South Korea's Kospi trades at 10.9 times estimate earnings.
Taiwan's TAIEX is valued at 16.2 times. Japan's Nikkei 225 Share Average trades at 22 times.
"The so-called Korea discount is going to disappear and that's what we're counting on," said Mobius. In Taiwan, "the situation with China is going to get better."
Almost 30 percent of Mobius' US$328 million Emerging Markets Fund was invested in South Korean and Taiwan equities. The fund rose 12 percent this year, compared with a 7.3 percent advance in the MSCI Emerging Markets Index.
Activism by investors such as Sovereign Asset Management Ltd in South Korea will encourage companies there to improve their business practices, Mobius said.

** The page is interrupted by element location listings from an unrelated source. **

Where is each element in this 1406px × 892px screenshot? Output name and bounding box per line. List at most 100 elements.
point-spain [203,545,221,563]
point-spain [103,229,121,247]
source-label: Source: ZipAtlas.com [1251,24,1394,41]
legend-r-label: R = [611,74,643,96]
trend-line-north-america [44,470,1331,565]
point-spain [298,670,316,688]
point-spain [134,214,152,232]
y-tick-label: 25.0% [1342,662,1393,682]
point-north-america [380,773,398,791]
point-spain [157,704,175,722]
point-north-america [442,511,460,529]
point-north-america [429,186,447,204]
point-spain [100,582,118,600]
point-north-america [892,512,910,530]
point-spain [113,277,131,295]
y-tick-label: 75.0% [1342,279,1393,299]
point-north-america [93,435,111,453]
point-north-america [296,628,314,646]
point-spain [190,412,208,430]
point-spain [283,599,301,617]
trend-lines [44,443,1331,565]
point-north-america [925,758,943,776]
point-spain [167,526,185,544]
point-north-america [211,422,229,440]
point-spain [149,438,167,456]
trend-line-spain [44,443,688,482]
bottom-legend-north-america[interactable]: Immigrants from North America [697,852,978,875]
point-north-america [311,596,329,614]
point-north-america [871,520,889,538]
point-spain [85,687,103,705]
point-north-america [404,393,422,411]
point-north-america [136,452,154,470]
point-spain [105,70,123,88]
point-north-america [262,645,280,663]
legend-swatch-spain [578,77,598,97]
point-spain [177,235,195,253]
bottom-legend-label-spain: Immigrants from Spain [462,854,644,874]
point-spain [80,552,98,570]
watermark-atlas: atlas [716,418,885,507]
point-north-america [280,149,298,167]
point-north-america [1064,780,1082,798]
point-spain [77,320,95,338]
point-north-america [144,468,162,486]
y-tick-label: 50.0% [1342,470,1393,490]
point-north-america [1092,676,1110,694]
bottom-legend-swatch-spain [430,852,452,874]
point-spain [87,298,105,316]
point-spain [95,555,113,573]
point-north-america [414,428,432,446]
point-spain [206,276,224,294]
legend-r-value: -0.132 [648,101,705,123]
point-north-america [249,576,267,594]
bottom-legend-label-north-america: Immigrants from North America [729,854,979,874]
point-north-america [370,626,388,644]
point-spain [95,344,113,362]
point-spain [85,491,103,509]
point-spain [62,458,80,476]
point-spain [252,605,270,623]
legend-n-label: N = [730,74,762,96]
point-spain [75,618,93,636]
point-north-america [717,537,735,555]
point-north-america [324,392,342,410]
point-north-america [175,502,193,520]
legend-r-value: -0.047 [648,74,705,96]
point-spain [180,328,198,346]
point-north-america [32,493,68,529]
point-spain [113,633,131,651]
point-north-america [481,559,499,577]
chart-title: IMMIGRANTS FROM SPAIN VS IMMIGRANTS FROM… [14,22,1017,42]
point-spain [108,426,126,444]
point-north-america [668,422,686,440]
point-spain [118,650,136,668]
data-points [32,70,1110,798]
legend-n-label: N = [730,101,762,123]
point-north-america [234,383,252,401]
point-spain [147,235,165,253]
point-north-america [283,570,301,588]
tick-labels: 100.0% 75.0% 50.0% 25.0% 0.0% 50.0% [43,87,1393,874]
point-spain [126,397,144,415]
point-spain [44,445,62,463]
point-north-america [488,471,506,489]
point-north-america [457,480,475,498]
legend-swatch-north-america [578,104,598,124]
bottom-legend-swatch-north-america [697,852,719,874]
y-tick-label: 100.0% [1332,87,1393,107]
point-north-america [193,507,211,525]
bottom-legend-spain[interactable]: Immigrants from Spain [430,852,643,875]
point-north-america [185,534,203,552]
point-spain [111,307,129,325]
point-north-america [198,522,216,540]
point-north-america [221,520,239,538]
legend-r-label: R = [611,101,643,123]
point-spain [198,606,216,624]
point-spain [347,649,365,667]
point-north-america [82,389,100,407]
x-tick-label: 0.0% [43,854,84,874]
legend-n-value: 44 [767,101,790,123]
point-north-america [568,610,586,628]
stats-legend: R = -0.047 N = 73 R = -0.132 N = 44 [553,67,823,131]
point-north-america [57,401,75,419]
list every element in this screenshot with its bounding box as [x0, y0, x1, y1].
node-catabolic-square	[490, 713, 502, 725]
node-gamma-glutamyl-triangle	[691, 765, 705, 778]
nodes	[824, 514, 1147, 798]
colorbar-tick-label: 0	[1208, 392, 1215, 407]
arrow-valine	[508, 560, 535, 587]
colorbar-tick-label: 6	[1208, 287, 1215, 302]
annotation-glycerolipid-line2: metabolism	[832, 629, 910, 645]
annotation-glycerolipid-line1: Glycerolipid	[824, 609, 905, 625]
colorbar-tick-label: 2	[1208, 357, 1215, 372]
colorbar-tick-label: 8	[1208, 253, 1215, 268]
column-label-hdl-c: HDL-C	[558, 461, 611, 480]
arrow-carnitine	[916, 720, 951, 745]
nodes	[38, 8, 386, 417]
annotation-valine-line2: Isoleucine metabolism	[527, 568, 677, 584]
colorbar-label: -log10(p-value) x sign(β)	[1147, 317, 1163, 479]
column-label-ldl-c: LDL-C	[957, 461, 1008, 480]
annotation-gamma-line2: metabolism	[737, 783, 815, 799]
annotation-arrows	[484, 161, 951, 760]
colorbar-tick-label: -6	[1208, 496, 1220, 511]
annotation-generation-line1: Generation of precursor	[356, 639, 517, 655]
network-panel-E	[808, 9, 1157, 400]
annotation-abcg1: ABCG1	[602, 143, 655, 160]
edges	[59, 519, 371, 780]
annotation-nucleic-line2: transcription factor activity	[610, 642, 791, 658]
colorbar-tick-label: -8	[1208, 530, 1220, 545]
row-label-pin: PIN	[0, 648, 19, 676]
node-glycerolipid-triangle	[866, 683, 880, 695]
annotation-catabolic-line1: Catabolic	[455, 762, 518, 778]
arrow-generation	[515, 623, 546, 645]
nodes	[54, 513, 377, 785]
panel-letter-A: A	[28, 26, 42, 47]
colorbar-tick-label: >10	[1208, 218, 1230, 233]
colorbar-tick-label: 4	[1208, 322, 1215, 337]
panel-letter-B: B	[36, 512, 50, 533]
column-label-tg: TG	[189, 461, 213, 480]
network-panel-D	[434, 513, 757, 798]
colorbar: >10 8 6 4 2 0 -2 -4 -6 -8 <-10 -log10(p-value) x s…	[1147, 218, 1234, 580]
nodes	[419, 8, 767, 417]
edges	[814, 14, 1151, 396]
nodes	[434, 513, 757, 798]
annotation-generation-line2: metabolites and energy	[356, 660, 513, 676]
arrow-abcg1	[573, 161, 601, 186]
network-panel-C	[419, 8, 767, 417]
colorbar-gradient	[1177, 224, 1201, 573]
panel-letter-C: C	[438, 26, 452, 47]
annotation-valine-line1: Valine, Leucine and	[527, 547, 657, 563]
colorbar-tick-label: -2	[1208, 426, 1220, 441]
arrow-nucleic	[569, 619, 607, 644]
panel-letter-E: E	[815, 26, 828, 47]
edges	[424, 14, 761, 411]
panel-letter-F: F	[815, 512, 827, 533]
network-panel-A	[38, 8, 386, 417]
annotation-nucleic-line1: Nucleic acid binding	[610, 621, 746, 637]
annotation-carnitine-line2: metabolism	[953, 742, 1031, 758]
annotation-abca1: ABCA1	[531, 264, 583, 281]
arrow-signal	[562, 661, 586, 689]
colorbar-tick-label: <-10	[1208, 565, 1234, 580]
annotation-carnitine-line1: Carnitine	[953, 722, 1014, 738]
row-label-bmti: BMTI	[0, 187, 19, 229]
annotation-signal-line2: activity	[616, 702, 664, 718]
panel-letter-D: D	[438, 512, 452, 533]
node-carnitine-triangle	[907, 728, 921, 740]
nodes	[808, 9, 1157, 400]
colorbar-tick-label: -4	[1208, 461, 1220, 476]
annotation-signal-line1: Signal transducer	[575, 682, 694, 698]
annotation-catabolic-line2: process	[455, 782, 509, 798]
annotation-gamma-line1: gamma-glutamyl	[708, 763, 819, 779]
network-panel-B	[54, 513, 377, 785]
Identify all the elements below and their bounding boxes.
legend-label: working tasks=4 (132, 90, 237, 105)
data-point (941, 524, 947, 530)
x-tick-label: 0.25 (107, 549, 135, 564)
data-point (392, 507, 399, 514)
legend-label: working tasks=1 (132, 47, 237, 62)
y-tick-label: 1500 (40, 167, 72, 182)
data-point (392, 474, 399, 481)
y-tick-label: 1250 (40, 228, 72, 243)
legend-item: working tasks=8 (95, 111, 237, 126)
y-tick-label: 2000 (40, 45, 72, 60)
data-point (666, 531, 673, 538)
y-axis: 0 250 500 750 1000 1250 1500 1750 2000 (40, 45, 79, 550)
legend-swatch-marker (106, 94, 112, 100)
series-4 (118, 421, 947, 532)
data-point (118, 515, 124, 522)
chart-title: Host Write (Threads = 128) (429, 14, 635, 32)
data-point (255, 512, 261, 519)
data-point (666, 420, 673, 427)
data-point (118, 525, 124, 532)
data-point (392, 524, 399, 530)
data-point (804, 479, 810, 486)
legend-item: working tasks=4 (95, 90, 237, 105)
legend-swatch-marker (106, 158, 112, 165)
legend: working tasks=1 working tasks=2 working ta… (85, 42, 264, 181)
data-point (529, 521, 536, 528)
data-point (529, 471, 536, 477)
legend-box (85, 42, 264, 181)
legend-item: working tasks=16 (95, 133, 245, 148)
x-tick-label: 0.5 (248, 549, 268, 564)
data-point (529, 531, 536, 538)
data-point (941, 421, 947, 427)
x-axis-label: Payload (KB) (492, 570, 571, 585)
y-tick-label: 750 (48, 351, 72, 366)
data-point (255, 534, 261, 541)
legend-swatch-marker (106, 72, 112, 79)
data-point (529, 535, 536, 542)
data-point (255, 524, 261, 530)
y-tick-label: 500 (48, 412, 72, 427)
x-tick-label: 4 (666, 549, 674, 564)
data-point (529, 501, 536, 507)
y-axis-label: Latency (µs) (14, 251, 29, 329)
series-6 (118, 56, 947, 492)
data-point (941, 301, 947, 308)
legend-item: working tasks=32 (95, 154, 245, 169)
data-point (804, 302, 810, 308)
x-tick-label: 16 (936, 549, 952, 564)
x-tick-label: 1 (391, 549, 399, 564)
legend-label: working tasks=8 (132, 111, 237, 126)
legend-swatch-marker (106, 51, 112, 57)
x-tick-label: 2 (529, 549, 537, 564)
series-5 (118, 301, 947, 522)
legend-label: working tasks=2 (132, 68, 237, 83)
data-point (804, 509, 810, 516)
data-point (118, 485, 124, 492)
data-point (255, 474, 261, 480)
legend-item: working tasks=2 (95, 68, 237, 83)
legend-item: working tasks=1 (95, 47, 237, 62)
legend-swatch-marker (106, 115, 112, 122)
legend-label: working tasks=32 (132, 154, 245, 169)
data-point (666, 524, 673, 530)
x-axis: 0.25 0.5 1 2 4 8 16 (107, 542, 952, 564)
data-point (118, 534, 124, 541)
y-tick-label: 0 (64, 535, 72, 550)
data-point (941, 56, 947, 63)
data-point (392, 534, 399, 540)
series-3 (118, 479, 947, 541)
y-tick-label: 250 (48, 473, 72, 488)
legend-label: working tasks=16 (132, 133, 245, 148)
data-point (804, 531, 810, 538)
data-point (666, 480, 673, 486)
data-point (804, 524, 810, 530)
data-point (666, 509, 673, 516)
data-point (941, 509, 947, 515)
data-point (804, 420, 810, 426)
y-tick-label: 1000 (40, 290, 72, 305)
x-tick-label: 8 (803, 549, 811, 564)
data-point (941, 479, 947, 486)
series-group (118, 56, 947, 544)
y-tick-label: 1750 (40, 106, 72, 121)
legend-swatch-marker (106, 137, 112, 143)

Monaco-based Sovereign has been locked in a two-year battle to oust Chey Tae-won, SK Corp's chairman, because he has been convicted for accounting offences. Sovereign has also urged the management to stop using SK Corp to prop up ailing affiliates.
SK Corp, the country's biggest oil refiner, climbed more than six-fold since Sovereign started buying shares in March 2003.
Sovereign cited better corporate governance at LG Group companies, such as reduce cross-shareholdings, as the reason for buying stakes in LG Electronics Inc and LG Corp this year.
More transparency and better disclosure will help boost the shares of companies such as Samsung Electronics Co, Mobius said.
The company, South Korea's largest electronics maker, is among the top 10 holdings of Mobius' Emerging Markets Fund.
"With the work that Sovereign is doing with SK and now LG, you're going to see a much more salient attitude towards corporate governance in South Korea," Mobius said. Samsung Electronics, "if it were in New York, would be worth 20 times what it is."
In Taiwan, stocks stand to gain from a thawing of relations with China. Signs have been emerging of closer relations.
Taiwan is close to allowing Chinese financial institutions to set up offices on the island, Kong Jaw-sheng (龔照勝), chairman of Taiwan's Financial Supervisory Commission, said on Feb. 23.
Taiwan businesses have invested US$100 billion in China, where an estimated one million Taiwanese live and work.
The TAIEX gained 11 percent in US dollar terms last year, making it the 10th-worst performing of 60 major stock indexes tracked by Bloomberg. It's up 1.1 percent in local dollar terms this year.
"You have the local investors not in the market and not too happy about what's going on mainly because of the political situation," Mobius said. "That's changing."
Computer-related shares, the second-worst performing of 10 industry groups on MSCI's Asian benchmark, rallied the past month. They're now the third-best performing industry group amid optimism of a recovery in demand for technology products.
Earnings reported last month by Samsung Electronics and Intel Corp., the world's biggest semiconductor companies, beat analysts' estimates.
Computer-related companies are "putting their house in order," Mobius said. "That's another interesting story we're looking at."